Bu taklaların tümü, yani DC, Yeşillik partisi, konfederasyon rezaleti tümü Türkler tarafından birer çözüm olarak değil, sadece kafa karıştırma amaçlı olarak piyasaya "sürdürülen" ve Türk Devleti tarafından hiç bir şekilde ciddiye alınmayan tezlerdir. Çünkü Türkler başından beri tutumlarını, duruşlarını hiçbir tereddüte yer vermeyecek bir şekilde şöyle açıklamışilardı: "Tek Ülke, Tek Bayrak, Tek Millet"! Bundan hiçbir taviz vermeyen bir açık düşman, Askeri bir bölge olan İmralı'dan asla bilgi sızdırmaz, örgüt yönettirmez.. Türk'ü tanıyanlar bunu çok iyi bilirler. Türk demokratik kurallar ellerini kollarını bağladığı için bu Zat'ın, İmralı'dan örgüt yönetmesine izin vermedi.. Kendi dikte ettği şeyleri empoze eden maşayı tutuyordu elinde. Yapılan buydu..

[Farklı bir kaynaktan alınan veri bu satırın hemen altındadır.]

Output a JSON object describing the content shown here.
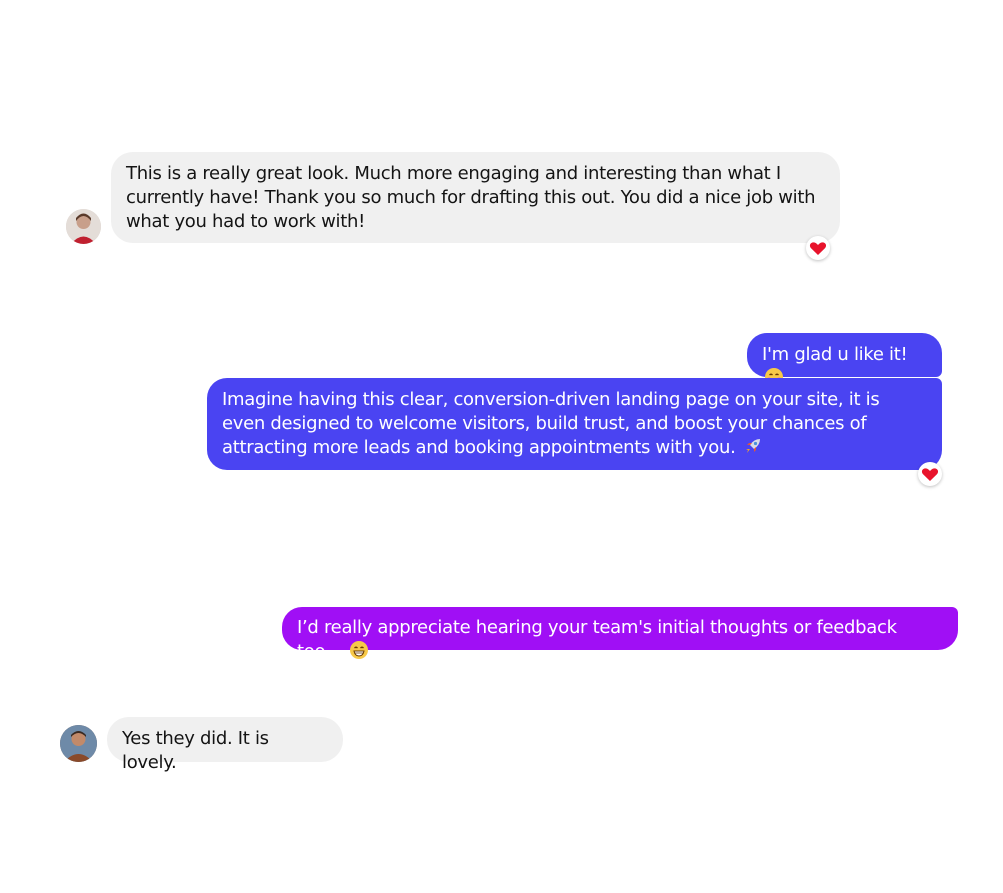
{
  "colors": {
    "incoming_bubble": "#f0f0f0",
    "outgoing_blue": "#4a44f2",
    "outgoing_purple": "#a00ff5",
    "reaction_heart": "#e8132c"
  },
  "messages": [
    {
      "sender": "other",
      "text": "This is a really great look. Much more engaging and interesting than what I currently have! Thank you so much for drafting this out. You did a nice job with what you had to work with!",
      "reaction": "heart-icon"
    },
    {
      "sender": "me",
      "text": "I'm glad u like it!",
      "emoji": "smiling-face-icon"
    },
    {
      "sender": "me",
      "text": "Imagine having this clear, conversion-driven landing page on your site, it is even designed to welcome visitors, build trust, and boost your chances of attracting more leads and booking appointments with you.",
      "emoji": "rocket-icon",
      "reaction": "heart-icon"
    },
    {
      "sender": "me",
      "text": "I’d really appreciate hearing your team's initial thoughts or feedback too...",
      "emoji": "grinning-face-icon"
    },
    {
      "sender": "other",
      "text": "Yes they did. It is lovely."
    }
  ]
}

Bakın askerlere verdiği ifadeye:
"Ben bu olayların gelişmesini önlemek istiyorum ve bu konuda örgütümü ikna ederim ve bu güce sahibim. Özgürlük mü, işte Türkiye demokratik sistemi içerisinde aranan her türlü özgürlük var. Vatan mı? İşte Türkiye vatanınız derim. Türkiye bizim tarihi ortak vatanımızdır, bu ortak vatanın bölünmesini istemem."
Kürt Milleti'nin başına gelen bu tarihi felaketin ışığında Demokratik Toplum Partisi'ni incelemek en bilimsel yoldur. Çünkü bu parti, daha önceki avukat görüşmelerinde detaylı bir şekilde konuşulmuş, İmralı merkezli olarak şekil bulmuştu.. Bu saptama tabii ki tüm parti üye ve sempatizanlarını aynı kefeye koyuyoruz anlamına gelmez. Konuyu daha sonraki yazımda açacağım.